O presidente da Associação Brasileira de Condutores de Veículos Automotores (Abrava), Wallace Landim, conhecido como Chorão, anunciou que caminhoneiros farão uma paralisação nos portos do país a partir da meia-noite desta segunda-feira (13). A mobilização tem como objetivo pressionar o presidente do Senado, Davi Alcolumbre (União-AP), a colocar em votação a Medida Provisória (MP) nº 1.343, que altera regras do piso mínimo do frete e atende a reivindicações da categoria.
Segundo Landim, a decisão foi tomada após duas semanas de tentativas para que a proposta fosse incluída na pauta do Senado. Em vídeo divulgado nas redes sociais, o dirigente afirmou que a orientação é para que os caminhoneiros suspendam as viagens até que haja uma definição sobre a votação da medida, prevista para ocorrer na terça-feira (14). A MP perde a validade na próxima quinta-feira (16) caso não seja aprovada pelo Congresso.
“Terça-feira a gente tem uma sinalização que vai colocar para votar, mas a orientação é que você [caminhoneiro] não saia para viajar a partir da 0h, para que a gente possa acompanhar até terça-feira para ver se de fato vai entrar na pauta para votar, e não vamos aceitar perder essa MP, caducar ela. Davi Alcolumbre, você foi avisado. Agora você segura, meu irmão”, afirmou Chorão.

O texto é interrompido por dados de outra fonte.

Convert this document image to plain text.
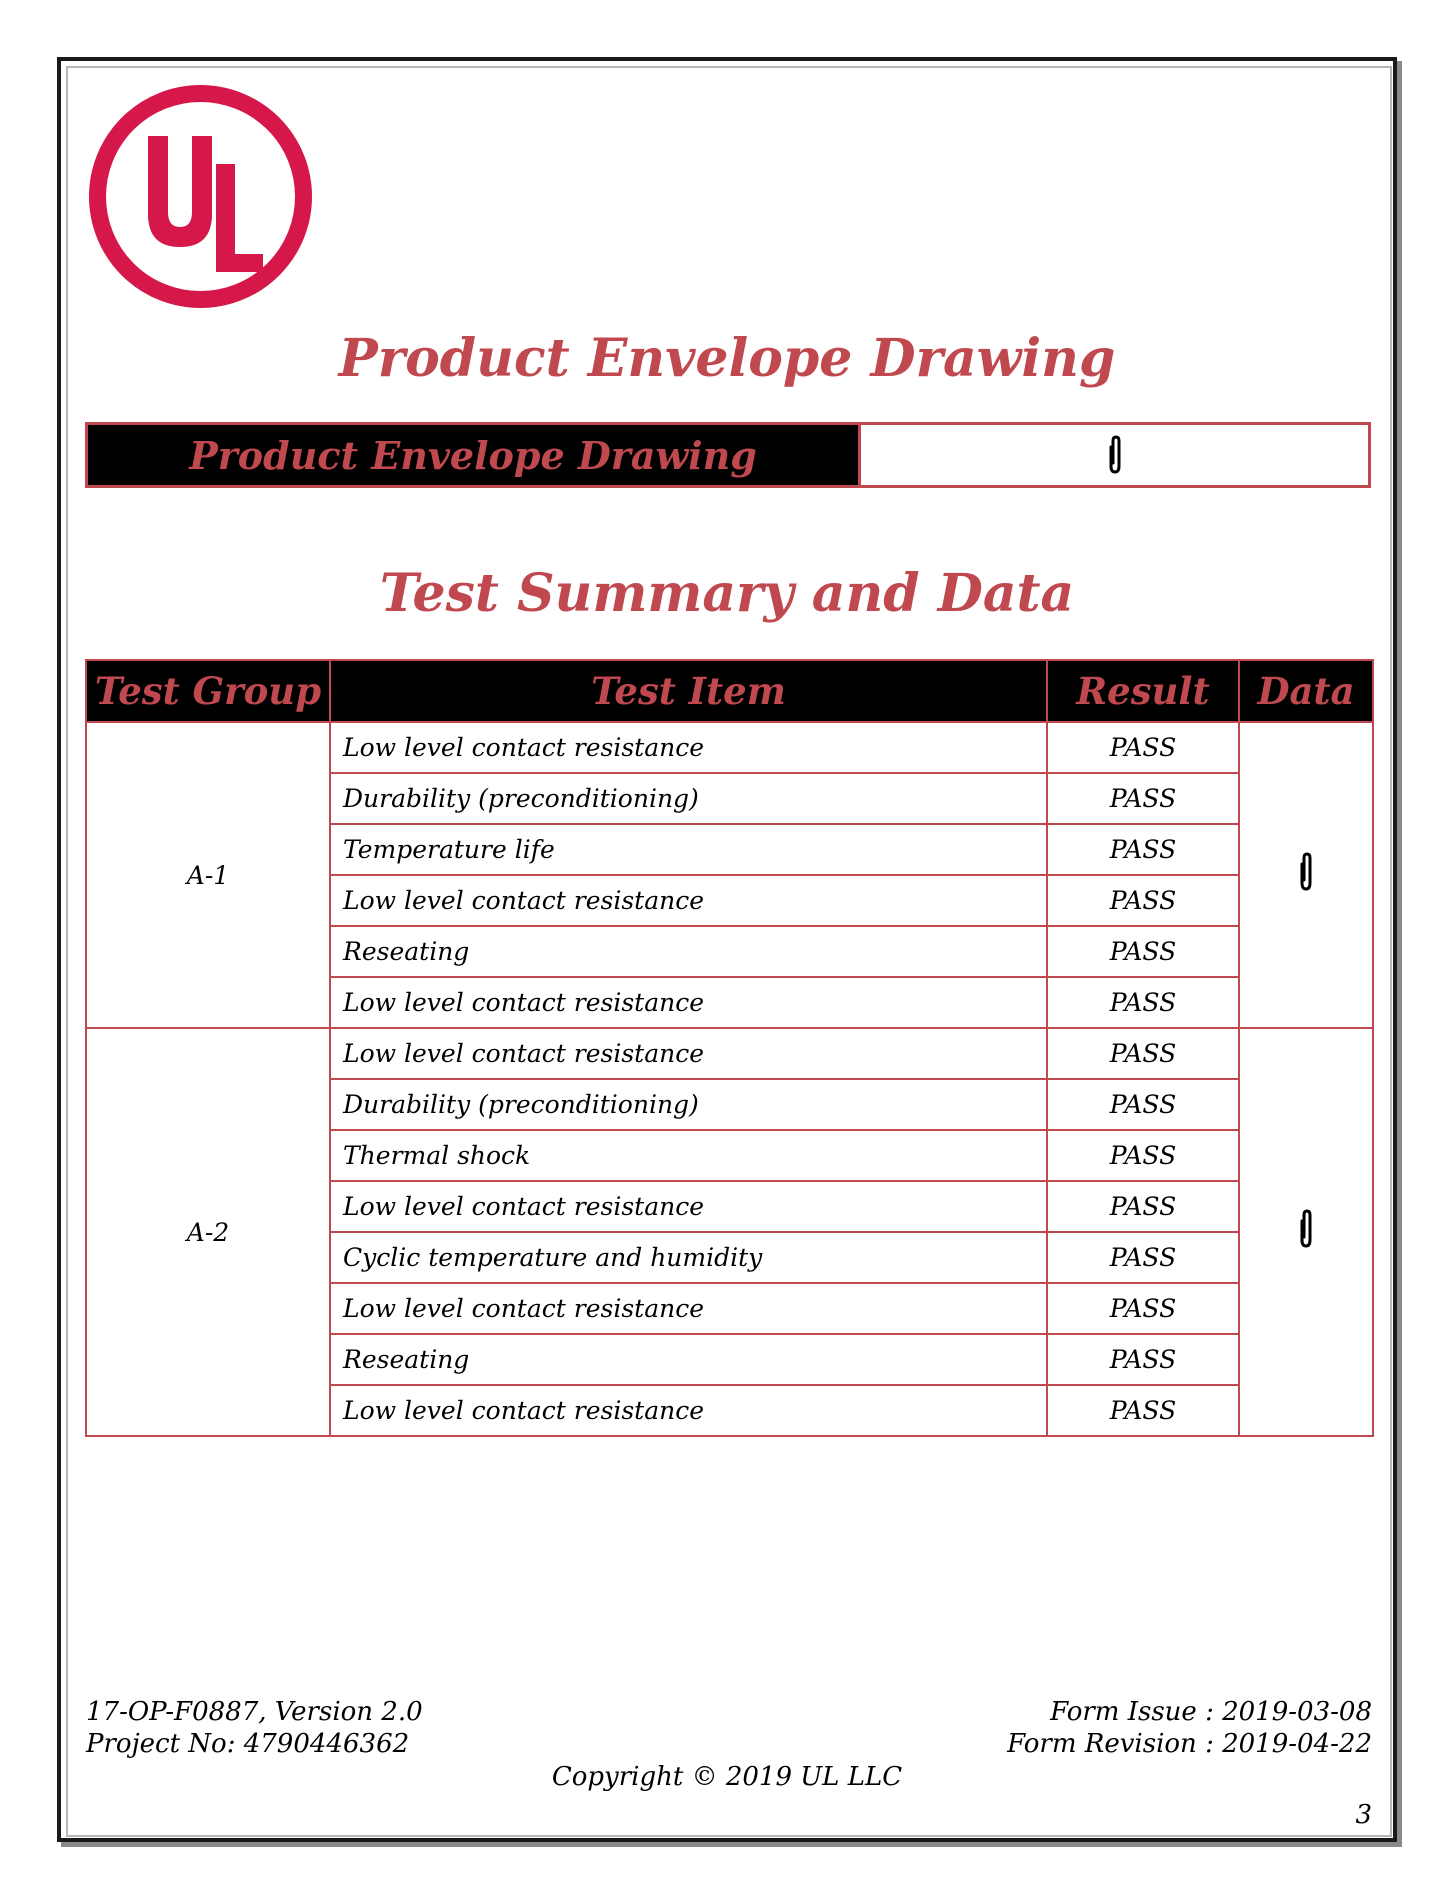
Product Envelope Drawing
Product Envelope Drawing
Test Summary and Data
Test Group	Test Item	Result	Data
A-1	Low level contact resistance	PASS	
	Durability (preconditioning)	PASS	
	Temperature life	PASS	
	Low level contact resistance	PASS	
	Reseating	PASS	
	Low level contact resistance	PASS	
A-2	Low level contact resistance	PASS	
	Durability (preconditioning)	PASS	
	Thermal shock	PASS	
	Low level contact resistance	PASS	
	Cyclic temperature and humidity	PASS	
	Low level contact resistance	PASS	
	Reseating	PASS	
	Low level contact resistance	PASS	
17-OP-F0887, Version 2.0
Project No: 4790446362
Form Issue : 2019-03-08
Form Revision : 2019-04-22
Copyright © 2019 UL LLC
3
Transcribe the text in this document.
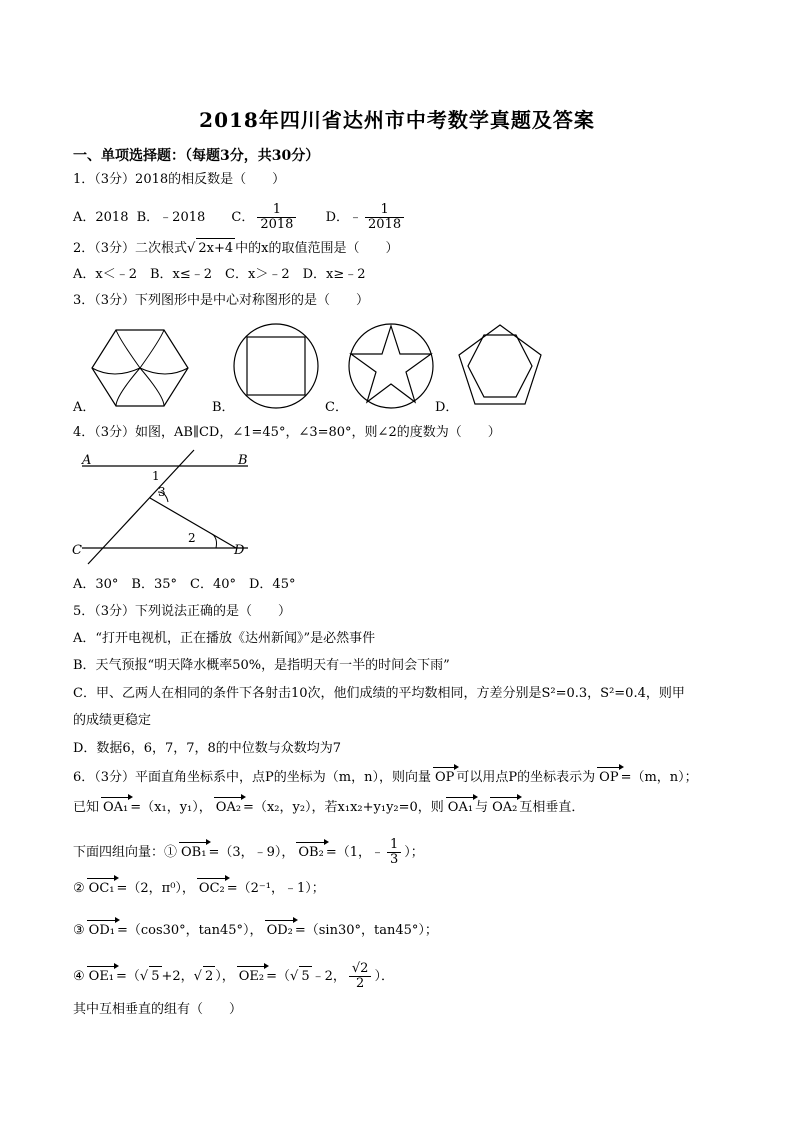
2018年四川省达州市中考数学真题及答案
一、单项选择题：（每题3分，共30分）
1．（3分）2018的相反数是（　　）
A．2018 B．﹣2018 C． $\frac{1}{2018}$ D．﹣ $\frac{1}{2018}$
2．（3分）二次根式√ 2x+4 中的x的取值范围是（　　）
A．x＜﹣2　B．x≤﹣2　C．x＞﹣2　D．x≥﹣2
3．（3分）下列图形中是中心对称图形的是（　　）
A．	B．	C．	D．
4．（3分）如图，AB∥CD，∠1=45°，∠3=80°，则∠2的度数为（　　）
A	B
C	D
1
3
2
A．30°　B．35°　C．40°　D．45°
5．（3分）下列说法正确的是（　　）
A．“打开电视机，正在播放《达州新闻》”是必然事件
B．天气预报“明天降水概率50%，是指明天有一半的时间会下雨”
C．甲、乙两人在相同的条件下各射击10次，他们成绩的平均数相同，方差分别是S²=0.3，S²=0.4，则甲
的成绩更稳定
D．数据6，6，7，7，8的中位数与众数均为7
6．（3分）平面直角坐标系中，点P的坐标为（m，n），则向量 OP 可以用点P的坐标表示为 OP =（m，n）；
已知 OA₁ =（x₁，y₁）， OA₂ =（x₂，y₂），若x₁x₂+y₁y₂=0，则 OA₁ 与 OA₂ 互相垂直．
下面四组向量：① OB₁ =（3，﹣9）， OB₂ =（1，﹣ $\frac{1}{3}$ ）；
② OC₁ =（2，π⁰）， OC₂ =（2⁻¹，﹣1）；
③ OD₁ =（cos30°，tan45°）， OD₂ =（sin30°，tan45°）；
④ OE₁ =（√ 5 +2，√ 2 ）， OE₂ =（√ 5 ﹣2， $\frac{√2}{2}$ ）．
其中互相垂直的组有（　　）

Editada pelo presidente Luiz Inácio Lula da Silva (PT) em março, a MP do Frete reforça os mecanismos de fiscalização do transporte rodoviário de cargas, cria um piso salarial nacional de R$ 5 mil para trabalhadores celetistas do setor e altera os critérios para o cálculo do piso mínimo do frete, considerando custos como combustível, manutenção e seguros.
A proposta foi aprovada pela Câmara dos Deputados em junho e seguiu para análise do Senado. O texto também incorporou um dispositivo que prevê anistia a multas aplicadas a caminhoneiros e transportadores envolvidos nos bloqueios de rodovias registrados após as eleições presidenciais de 2022. Até o momento, o Senado não havia se manifestado sobre o anúncio da paralisação.